≫ NOT顔採用! あなたの「やりたいこと」をさくらインターネットで一緒に実現してみませんか?
リクルートスーツは残酷だ。就活生になったとき、校内の派手めな女子グループを見かけてそう思った。明るい髪色と華やかなファッションでつくりあげていた“かわいい”が、真っ黒いフォーマットに均一化されると、素材の良し悪しが露わになった。
顔ではなく中身をみてほしい。祈るような思いで履歴書の志望動機を書き、証明写真を貼り付けた。だけど、就活を進めていくうちに、顏は結構重要であることをひしひしと感じた。
「説明会行ったら、顏がいいヤツは人事に話しかけられてんの。やっぱイケメンって有利だよな~」と愚痴る友人、「就活の終盤はブスが増える。マジだから」と前のめりに語る先輩。周りのかわいい女子は、漏れなく早めに内定を取っていた。
やはりというべきか、私は就活に苦戦し、(まぁほかにも原因があるだろうが……)不美人であることを恨んだ。就活で直面した顔面偏差値問題は、恋愛市場よりもキツイものがあった。個人ではなく、会社に、ひいては社会に否定されたような気持ちになる。なにもアナウンサーやキャビンアテンダントを目指しているわけではないのに。裏方の事務職の仕事ができれば、それでいいんだけどな。
入社してわかった採用側の考え
その後、なんとか入社したとある中小メーカーで、再びショックを受けることになる。採用業務の事務仕事を担当するなかで、営業部はかなり見た目を重視していることがわかったからだ。

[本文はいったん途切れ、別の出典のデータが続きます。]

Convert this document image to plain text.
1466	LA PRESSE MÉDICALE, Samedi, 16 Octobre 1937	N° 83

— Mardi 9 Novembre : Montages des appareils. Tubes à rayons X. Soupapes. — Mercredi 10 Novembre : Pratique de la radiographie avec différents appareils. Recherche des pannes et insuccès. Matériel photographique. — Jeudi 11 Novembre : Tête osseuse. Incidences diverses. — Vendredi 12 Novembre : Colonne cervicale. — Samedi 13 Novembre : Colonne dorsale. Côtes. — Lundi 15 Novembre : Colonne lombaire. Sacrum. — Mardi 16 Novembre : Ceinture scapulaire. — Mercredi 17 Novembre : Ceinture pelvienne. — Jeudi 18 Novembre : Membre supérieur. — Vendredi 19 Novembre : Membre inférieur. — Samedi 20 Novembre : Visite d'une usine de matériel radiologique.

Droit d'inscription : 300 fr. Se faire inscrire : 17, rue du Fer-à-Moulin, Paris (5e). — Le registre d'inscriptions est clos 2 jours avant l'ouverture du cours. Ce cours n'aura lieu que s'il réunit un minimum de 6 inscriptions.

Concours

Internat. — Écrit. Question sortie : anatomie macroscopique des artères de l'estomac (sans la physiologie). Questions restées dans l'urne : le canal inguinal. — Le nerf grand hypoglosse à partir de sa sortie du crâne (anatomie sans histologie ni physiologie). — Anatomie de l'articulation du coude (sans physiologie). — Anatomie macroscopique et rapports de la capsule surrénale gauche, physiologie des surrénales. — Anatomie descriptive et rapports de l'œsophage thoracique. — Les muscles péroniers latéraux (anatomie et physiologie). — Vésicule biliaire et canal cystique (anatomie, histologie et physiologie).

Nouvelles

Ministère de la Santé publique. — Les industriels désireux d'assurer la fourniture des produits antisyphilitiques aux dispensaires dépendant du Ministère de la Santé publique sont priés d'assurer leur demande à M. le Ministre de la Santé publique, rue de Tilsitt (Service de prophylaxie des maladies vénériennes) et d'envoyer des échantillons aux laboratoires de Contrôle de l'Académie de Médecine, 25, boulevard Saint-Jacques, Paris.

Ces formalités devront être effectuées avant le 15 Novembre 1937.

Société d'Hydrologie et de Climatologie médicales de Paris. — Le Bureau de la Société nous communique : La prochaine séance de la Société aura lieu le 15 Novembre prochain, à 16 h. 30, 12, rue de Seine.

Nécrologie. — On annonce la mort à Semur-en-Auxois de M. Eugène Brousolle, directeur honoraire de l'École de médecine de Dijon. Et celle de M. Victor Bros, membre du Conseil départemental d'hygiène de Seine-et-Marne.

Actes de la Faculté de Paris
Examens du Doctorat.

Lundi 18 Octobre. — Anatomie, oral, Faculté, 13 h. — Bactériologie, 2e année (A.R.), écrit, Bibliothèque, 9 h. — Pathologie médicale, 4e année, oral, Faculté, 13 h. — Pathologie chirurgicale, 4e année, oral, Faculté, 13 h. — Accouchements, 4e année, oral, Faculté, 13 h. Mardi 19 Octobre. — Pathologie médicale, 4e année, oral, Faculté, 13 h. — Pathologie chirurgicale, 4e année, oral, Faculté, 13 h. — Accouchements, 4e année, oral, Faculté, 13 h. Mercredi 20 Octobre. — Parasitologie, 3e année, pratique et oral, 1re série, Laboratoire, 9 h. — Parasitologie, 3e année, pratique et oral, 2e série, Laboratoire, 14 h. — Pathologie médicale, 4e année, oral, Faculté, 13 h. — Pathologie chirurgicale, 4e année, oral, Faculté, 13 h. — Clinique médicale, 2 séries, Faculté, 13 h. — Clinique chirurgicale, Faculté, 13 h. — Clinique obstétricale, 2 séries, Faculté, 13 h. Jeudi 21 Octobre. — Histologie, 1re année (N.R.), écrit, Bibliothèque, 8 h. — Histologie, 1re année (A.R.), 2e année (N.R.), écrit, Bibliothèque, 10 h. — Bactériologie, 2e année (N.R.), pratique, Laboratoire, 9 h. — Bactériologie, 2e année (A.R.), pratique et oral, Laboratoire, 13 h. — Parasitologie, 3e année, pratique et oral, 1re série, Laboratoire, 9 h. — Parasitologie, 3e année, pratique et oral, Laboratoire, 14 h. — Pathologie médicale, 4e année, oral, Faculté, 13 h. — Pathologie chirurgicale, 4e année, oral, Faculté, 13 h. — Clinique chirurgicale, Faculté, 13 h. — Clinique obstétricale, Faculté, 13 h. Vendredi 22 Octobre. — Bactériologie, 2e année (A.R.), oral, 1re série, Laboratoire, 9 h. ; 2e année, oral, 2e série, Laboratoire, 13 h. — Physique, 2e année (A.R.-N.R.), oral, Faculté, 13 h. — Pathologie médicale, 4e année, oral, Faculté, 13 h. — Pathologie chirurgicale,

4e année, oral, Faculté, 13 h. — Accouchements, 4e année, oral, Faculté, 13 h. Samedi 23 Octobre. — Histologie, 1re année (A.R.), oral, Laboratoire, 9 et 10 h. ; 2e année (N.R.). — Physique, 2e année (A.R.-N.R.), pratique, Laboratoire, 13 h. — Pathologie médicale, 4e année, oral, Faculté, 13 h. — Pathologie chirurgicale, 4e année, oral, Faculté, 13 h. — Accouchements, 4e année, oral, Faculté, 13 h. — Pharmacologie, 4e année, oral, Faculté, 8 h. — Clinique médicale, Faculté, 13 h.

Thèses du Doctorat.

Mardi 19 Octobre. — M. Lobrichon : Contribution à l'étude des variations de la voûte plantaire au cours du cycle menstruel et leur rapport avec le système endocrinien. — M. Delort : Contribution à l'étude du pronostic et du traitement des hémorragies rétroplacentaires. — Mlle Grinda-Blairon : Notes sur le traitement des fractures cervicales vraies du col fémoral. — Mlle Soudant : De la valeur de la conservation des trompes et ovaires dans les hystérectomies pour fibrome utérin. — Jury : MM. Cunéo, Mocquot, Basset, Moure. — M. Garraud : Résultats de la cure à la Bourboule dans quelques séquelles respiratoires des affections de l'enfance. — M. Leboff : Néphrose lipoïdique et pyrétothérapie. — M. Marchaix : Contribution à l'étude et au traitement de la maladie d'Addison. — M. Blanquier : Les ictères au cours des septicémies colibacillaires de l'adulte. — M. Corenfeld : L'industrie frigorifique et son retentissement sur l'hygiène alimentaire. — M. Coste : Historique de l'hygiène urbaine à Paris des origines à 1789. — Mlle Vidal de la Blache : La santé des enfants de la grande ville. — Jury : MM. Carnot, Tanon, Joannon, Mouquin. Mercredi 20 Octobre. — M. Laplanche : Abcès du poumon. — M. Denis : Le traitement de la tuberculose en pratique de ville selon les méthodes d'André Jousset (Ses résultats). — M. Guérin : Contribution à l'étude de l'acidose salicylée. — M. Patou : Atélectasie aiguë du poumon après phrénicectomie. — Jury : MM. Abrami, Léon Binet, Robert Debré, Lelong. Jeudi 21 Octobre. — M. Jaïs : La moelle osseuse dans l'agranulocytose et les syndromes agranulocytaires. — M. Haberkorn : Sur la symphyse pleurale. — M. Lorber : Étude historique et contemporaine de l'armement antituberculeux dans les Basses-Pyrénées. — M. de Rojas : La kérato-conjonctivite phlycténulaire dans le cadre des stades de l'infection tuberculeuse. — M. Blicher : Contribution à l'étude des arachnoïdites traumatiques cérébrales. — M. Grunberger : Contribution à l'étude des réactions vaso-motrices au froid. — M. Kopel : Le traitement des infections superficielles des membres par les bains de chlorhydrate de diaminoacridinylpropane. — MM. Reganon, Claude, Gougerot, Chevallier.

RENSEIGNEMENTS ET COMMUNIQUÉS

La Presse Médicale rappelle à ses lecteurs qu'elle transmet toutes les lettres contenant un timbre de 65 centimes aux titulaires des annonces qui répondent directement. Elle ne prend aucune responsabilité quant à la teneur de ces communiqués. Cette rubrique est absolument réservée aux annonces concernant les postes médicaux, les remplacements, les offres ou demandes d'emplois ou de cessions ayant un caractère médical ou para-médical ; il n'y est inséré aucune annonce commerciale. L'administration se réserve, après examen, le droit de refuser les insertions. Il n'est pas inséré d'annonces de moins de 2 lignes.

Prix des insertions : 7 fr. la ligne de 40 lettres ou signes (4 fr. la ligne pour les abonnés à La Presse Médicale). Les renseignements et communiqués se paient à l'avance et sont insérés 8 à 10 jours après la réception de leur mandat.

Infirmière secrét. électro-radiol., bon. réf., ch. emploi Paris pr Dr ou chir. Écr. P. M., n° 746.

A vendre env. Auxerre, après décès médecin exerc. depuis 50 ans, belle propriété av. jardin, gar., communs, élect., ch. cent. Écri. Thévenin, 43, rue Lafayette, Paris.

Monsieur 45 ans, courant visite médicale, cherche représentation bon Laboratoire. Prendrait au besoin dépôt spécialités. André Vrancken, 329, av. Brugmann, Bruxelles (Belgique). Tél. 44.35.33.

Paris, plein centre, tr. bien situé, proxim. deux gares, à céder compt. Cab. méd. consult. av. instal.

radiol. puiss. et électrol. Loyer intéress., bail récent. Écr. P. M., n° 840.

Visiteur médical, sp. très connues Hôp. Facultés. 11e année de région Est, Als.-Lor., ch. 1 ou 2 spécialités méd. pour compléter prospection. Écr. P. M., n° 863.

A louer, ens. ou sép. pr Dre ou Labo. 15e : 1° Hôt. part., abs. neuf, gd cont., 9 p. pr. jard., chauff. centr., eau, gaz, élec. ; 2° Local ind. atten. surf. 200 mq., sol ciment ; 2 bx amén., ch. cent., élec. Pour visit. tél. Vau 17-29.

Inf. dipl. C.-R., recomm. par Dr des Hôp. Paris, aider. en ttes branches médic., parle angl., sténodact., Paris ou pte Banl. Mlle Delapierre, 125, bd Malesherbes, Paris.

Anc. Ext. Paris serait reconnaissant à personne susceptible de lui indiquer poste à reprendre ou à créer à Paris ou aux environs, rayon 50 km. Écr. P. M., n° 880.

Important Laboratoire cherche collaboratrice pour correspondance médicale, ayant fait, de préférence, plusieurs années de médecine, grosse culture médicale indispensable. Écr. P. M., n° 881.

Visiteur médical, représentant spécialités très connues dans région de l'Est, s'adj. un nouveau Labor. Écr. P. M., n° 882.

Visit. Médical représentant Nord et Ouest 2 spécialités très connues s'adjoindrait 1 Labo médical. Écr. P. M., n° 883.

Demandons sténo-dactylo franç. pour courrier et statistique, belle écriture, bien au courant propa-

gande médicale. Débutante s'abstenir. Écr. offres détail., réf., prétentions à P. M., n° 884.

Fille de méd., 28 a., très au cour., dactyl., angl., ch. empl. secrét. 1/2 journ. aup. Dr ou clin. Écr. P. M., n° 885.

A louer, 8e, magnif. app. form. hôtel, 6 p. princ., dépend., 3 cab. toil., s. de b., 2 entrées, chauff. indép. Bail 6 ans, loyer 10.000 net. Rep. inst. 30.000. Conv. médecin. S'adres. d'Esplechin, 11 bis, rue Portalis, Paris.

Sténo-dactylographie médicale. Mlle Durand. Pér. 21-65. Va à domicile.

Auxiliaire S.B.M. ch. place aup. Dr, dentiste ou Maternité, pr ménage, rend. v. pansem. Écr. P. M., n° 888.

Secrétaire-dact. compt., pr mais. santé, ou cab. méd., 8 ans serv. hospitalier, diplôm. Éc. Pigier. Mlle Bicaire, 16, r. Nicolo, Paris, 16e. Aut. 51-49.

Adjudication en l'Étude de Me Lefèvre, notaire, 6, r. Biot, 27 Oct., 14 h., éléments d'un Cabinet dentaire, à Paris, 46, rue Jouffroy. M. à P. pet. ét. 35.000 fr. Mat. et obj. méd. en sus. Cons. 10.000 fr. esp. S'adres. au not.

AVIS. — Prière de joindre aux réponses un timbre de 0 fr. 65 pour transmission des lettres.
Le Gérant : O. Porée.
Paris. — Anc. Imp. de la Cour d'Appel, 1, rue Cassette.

書類選考は男女ともに“平均以上”の顔写真が通過。筆記試験やグループディスカッションなどはなく、あとは2回の面接で最低限のコミュニケーション能力をみて内定。この会社には人事部がなく、選考で社長面接も設けられていないため、すべての選考は配属部署の管理職に一任されていた。
営業部長がいう「営業は第一印象が命だから」との理由はもっともらしいが、熱意が充分に伝わってくる学生の履歴書でも、顔写真で判断されて不採用となるのは残念でならなかった。
それに、ある上司は、内定者の履歴書をみて「あ~、○○さん(営業部長)が好きそうな顔だな~」と言っていた。やっぱり、世の中顔ですか。
本来あるべき採用の姿
本来あるべき採用とはどういったものなのだろうか。本を読み漁り、セミナーを受講すると、本質が見えてきた。会社の目指す方向性から、求める人物像を明文化して共有し、それにあった人を見極めること。それが、強固な会社組織を作っていくうえで重要である――。明らかにこの会社には欠落している点だ。だから、社員の帰属意識が低くて、離職率も高いのではないか。
いつかこの会社の採用を変えたい、と心の底で思いながら仕事をしていた。だけど私が得た知識は、頭でっかちでしかないのかもしれない。ある日、選考内容を見直そうとあれこれ意見が交わされたときに、総務部長がこぼした言葉が印象に残っている。
「結局、働いてもらわないとわからないんだよね」
だから誰を雇っても同じ、と続くように聞こえた。言葉の背景にある、総務部長が見てきた過去を想像してみた。いい人材だと思ったのに、いまいち活躍しなかった。期待していたのに、早々と辞めてしまった。きっとそういったことが繰り返されてきたのだろう。
社会人になってわかった顔採用がなくならない理由
そう考えると、顔採用は無難な選択になるわけだ。仕事の能力は未知数でも、顔がいいことはわかる。美人は品質保証。下手な人を雇うより確実だ。投げやりのような、諦めのような、長く採用の仕事をやっていたら、そんな心境になってしまうのかもしれない。
それ以上にショックだったことがある。社会人になってわかってしまった。実際、顔がいい人はスゴイのだ。後輩に、岡田結実似の美人が入ってきたときのこと。営業事務の彼女が、「お疲れ様です!」とニコっとするだけで、重苦しい職場がパッと明るくなる。疲れが吹っ飛ぶような可愛らしい笑顔に、「仕事、頑張ろう!」と営業マンの活力になるのもうなずける。
まさに、カワイイは正義。これは実務以上に会社に有益なのかもしれない……。顔採用なんてなくなってほしいのに、美人を目の前にして、ぐうの音もでなかった。
つまるところ、顔採用は合理的となってしまうのだろうか。こんなの、就活で感じていた残酷な顔面格差を裏付けるようで、不本意でしかないのだが。
最近、ルッキズムから脱しようとミスコン廃止の声があがったり、一方で美容整形が当たり前になったり、美の価値観が揺らいでいるように思う。顔採用は、どんなふうに議論さえていくのだろうか。どうか顔に自信がない人でも卑屈にならずに就活ができる未来であってほしい。